Due pannelli solari generano l'elettricità, che serve principalmente per alimentare le camere e i quattro grandi giroscopi usati per orientare e stabilizzare il telescopio. Inoltre, la camera infrarossa e uno degli spettrometri devono essere raffreddati a -180 °C per funzionare correttamente.
Scoperte
- Hubble riprese eccezionali immagini della collisione della cometa Shoemaker-Levy 9 con il pianeta Giove nel 1994.
- Prove del fatto che dei pianeti siano presenti anche attorno a stelle diverse dal Sole sono state raccolte per la prima volta con Hubble.
- Inoltre Hubble ha dimostrato che la materia oscura della nostra galassia non può essere formata solo da deboli stelle non ancora osservate.
- Alcune osservazioni suggeriscono che il nostro Universo si trovi in uno stato di espansione accelerata.
- La teoria che la maggior parte delle galassie contengono un buco nero nel loro nucleo è stata parzialmente confermata da numerose osservazioni.

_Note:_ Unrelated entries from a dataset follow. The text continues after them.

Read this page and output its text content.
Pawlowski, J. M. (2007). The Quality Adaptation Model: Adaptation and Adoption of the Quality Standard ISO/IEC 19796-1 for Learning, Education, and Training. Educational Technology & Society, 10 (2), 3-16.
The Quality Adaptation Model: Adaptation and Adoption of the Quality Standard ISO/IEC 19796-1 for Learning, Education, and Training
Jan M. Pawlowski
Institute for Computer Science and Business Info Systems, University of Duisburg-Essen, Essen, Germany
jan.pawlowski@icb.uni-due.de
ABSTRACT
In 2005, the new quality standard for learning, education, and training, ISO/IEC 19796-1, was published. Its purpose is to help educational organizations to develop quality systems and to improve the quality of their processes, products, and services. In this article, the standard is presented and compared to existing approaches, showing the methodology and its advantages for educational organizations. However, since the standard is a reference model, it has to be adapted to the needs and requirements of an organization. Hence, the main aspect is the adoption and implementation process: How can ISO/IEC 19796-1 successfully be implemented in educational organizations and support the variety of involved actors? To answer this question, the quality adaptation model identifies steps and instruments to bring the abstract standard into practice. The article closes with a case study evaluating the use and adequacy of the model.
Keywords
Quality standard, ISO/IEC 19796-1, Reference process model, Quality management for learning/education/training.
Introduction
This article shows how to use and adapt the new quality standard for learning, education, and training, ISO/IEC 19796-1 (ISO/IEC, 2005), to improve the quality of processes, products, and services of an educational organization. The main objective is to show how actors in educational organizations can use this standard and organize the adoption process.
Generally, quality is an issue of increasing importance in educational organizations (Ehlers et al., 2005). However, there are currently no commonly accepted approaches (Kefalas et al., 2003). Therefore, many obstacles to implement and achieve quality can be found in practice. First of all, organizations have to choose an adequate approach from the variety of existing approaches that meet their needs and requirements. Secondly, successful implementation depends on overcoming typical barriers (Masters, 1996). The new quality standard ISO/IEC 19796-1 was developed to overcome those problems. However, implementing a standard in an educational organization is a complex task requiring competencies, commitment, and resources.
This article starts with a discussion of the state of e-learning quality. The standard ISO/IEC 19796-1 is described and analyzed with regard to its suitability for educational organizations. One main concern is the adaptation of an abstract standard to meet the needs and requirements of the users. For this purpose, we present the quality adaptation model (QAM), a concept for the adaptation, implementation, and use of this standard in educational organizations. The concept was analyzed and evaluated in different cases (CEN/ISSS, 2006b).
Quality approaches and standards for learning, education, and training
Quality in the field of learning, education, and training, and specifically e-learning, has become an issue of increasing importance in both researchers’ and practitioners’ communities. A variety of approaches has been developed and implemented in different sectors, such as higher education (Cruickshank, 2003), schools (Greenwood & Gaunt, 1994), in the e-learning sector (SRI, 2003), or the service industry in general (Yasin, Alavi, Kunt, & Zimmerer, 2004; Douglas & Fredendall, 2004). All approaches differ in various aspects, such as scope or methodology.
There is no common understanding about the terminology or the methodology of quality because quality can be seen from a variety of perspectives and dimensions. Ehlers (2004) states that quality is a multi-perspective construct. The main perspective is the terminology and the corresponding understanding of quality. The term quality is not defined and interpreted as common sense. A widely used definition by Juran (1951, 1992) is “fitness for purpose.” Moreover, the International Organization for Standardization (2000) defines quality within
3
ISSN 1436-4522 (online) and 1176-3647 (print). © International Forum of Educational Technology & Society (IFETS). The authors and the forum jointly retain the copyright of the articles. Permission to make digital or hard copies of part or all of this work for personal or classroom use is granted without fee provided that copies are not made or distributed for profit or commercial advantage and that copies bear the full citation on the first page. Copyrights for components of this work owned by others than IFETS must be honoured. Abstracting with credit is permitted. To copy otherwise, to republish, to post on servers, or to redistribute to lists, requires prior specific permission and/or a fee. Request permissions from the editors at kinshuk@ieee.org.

- Nel dicembre 1995, Hubble riprese un'immagine chiamata lo Hubble Deep Field, una regione grande un trentesimo di milionesimo del cielo notturno e contenente numerose migliaia di deboli galassie. Un'immagine dello stesso tipo fu presa poco dopo nel cielo australe e risultò molto simile, rafforzando l'ipotesi che l'Universo sia uniforme su vasta scala, e che la Terra occupi un posto come gli altri nell'Universo.

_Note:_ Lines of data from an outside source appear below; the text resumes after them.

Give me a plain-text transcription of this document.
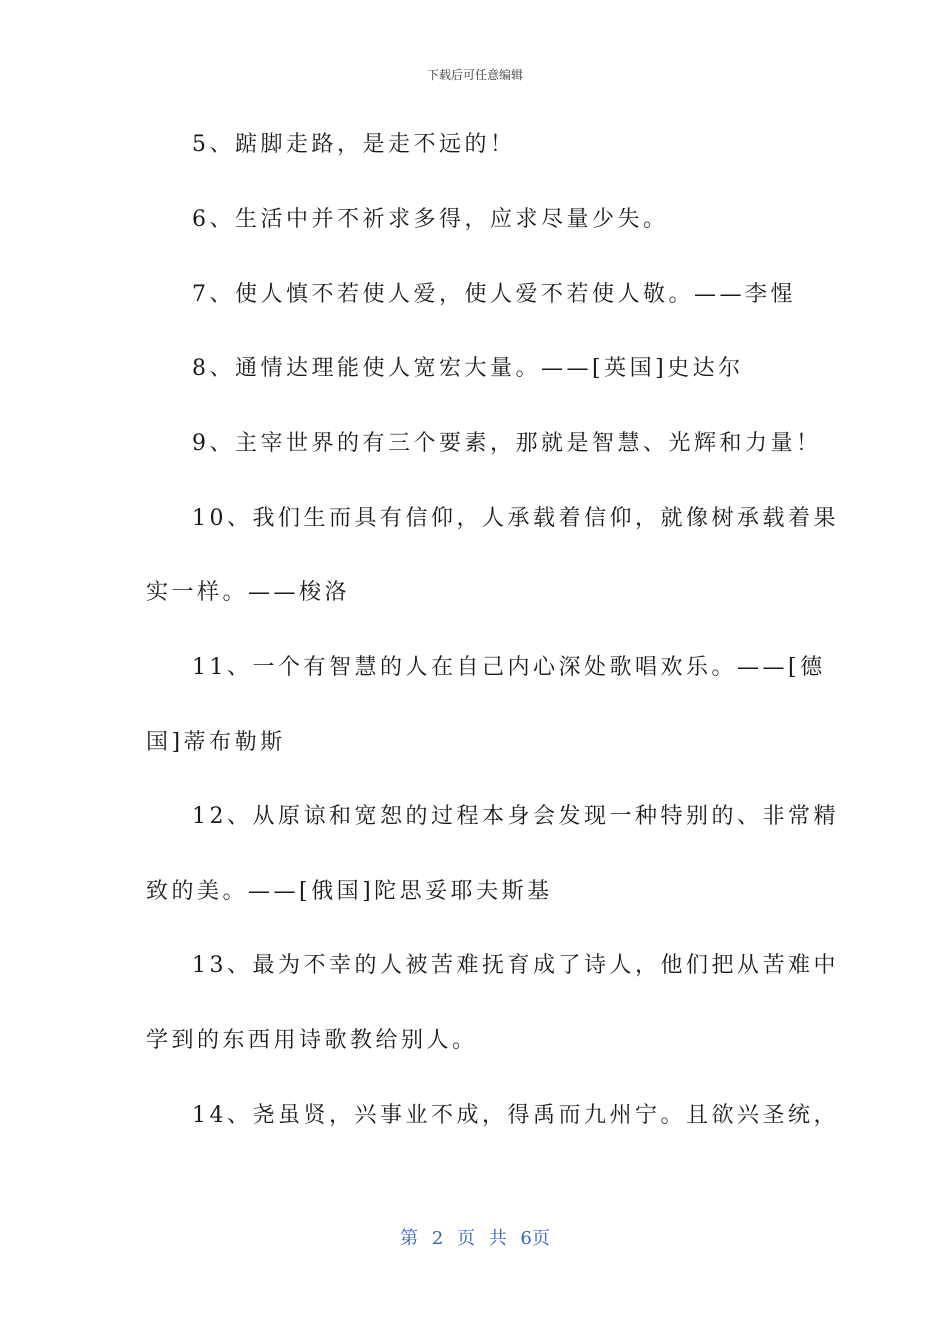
下载后可任意编辑
5、踮脚走路，是走不远的！
6、生活中并不祈求多得，应求尽量少失。
7、使人慎不若使人爱，使人爱不若使人敬。——李惺
8、通情达理能使人宽宏大量。——[英国]史达尔
9、主宰世界的有三个要素，那就是智慧、光辉和力量！
10、我们生而具有信仰，人承载着信仰，就像树承载着果
实一样。——梭洛
11、一个有智慧的人在自己内心深处歌唱欢乐。——[德
国]蒂布勒斯
12、从原谅和宽恕的过程本身会发现一种特别的、非常精
致的美。——[俄国]陀思妥耶夫斯基
13、最为不幸的人被苦难抚育成了诗人，他们把从苦难中
学到的东西用诗歌教给别人。
14、尧虽贤，兴事业不成，得禹而九州宁。且欲兴圣统，
第 2 页 共 6页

- Altre osservazioni (in inglese)
Lancio e problemi iniziali
Il telescopio fu lanciato dalla missione Shuttle STS-31 nel 24 Aprile 1990. Si trattò in realtà di un rinvio a partire da una data iniziale posta nel 1986, ma rimandata a causa del disastro del Challenger nel Gennaio di quell'anno.

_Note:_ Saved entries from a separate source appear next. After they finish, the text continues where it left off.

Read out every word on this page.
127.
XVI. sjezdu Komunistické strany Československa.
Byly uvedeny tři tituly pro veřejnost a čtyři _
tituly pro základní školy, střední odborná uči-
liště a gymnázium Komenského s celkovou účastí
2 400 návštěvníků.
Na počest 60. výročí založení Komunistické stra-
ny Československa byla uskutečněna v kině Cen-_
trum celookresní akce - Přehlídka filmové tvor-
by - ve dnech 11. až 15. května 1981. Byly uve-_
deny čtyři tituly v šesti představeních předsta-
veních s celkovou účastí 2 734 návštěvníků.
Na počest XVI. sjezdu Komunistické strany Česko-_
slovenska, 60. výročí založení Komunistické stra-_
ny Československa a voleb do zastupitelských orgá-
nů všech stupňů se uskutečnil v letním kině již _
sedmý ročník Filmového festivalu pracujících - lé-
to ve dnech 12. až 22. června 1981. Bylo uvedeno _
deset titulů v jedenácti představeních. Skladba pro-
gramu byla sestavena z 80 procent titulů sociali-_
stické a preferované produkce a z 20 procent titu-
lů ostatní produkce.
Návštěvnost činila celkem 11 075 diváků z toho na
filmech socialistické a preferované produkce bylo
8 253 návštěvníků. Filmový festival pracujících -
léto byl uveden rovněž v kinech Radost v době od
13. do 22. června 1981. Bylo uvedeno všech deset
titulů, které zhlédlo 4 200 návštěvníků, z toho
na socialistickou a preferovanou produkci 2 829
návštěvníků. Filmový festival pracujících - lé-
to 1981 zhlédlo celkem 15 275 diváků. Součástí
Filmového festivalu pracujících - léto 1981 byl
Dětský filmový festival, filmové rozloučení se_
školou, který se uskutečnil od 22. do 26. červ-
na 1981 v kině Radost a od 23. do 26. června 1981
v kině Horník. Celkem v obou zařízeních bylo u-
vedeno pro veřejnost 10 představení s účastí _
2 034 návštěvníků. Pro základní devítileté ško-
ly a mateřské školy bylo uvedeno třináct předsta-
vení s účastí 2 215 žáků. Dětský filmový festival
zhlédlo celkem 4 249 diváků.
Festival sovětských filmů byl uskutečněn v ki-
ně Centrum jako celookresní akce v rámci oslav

Le prime immagini prese dal telescopio causarono grande sconforto tra gli astronomi e tutti i partecipanti al progetto: erano fortemente distorte e fuori fuoco, e nonostante lunghi processamenti al computer non potevano arrivare alla risoluzione prevista. Fu trovato che la Hughes corporation aveva lavorato lo specchio principale senza tener conto che sarebbe stato usato nel vuoto e non in aria. La differenza di indice di rifrazione, appena 1,0003, bastò a generare il problema. Un altro specchio identico era stato costruito da un'altra azienda, e non soffriva di questo problema, ma sfortuna volle che fu proprio il primo ad essere lanciato.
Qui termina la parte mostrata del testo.